Here’s a fantasy team update for anyone who’s interested…

-I won my last matchup 9-3, now I have 60 wins on the season and I’m still in the running for the top 4
-Andrew McCutchen has basically forced Melky Cabrera out of the starting lineup; I was even more happy with McCutchen after that 13 game hitting streak, the longest this year for a rookie
-However, Melky might get back into the lineup as Juan Pierre, my other great pickup, will go back to being only a role player as Manny returns to the team in a few days or so
-I am really eyeing Wakefield as he again impressed me, getting the 1-0 nothing win last week; a trade could be in order very soon
-I officially have 5 of the top 15 hitters in the AL on my team, and no more than 2 or 3 in the NL; I can’t figure out why

 

06.29.09

I also thought I should talk a little about Joe Mauer and his chase for .400. He still can’t be statistically considered the best hitter in the majors, because he’s below the required amount of plate appearances, but whenever he passes that mark (he might not reach it until the All Star break), see ya later Pujols, and the others up there. Mauer is in a different class, Pujols is one of the only guys who can even compete with Mauer’s stats right now, and Mauer is a good ways above even him.

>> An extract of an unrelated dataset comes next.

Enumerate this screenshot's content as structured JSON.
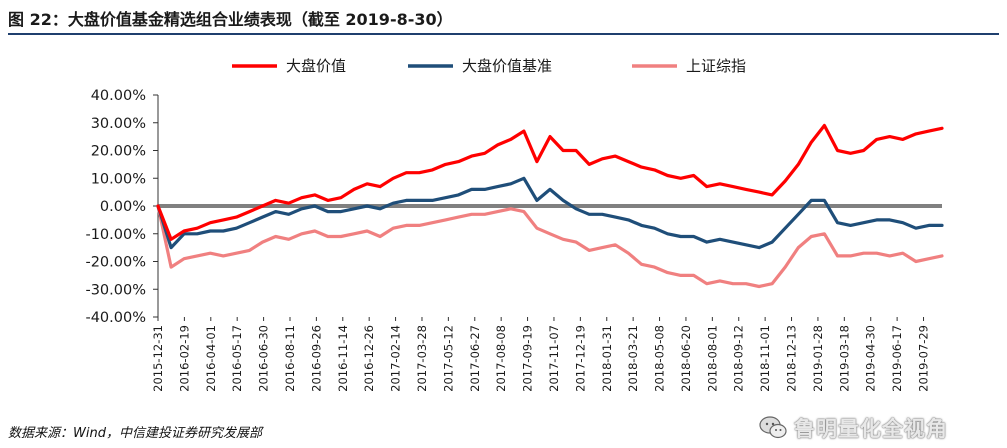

Anyone who read the article in Sport Illustrated this week should be as full of discouragement for Mauer fans as I am, as it was loaded with reasons why it will be extremely difficult for Mauer to bat .400 this year. As Joe Sheehan discussed in his sidebar article in the issue, Mauer also needs a fair amount of luck and the ability to keep pace with his stats so far to reach the hallowed mark last reached by the great Ted Williams. He’s hitting about 1 in 4 of his fly balls this year for homeruns, more than two times more power than he’s ever had. As Sheehan said, if this powerful streak drops off a little, Mauer’s average could suffer.

Among other reasons adding to the difficulty Mauer should continue to encounter on his chase for .400 are the fact that only 2 men alive played with a .400 hitter, and the fact that so many players “destined” to hit .400 after a hot first half, or in the case of George Brett and Todd Helton, even a hot first 5 months, have suddenly dropped off and ended up to 20 points below .400. If Mauer can reverse that pattern and keep up the hot streak through September, he will have beaten all the odds. I guess that is pretty obvious.

We could witness history this year, folks, and I’m rooting for Mauer.

Also, Tim Wakefield is making his 383rd start for the Red Sox, and therefore passes Roger Clemens for first in this category. Congratulations Wake!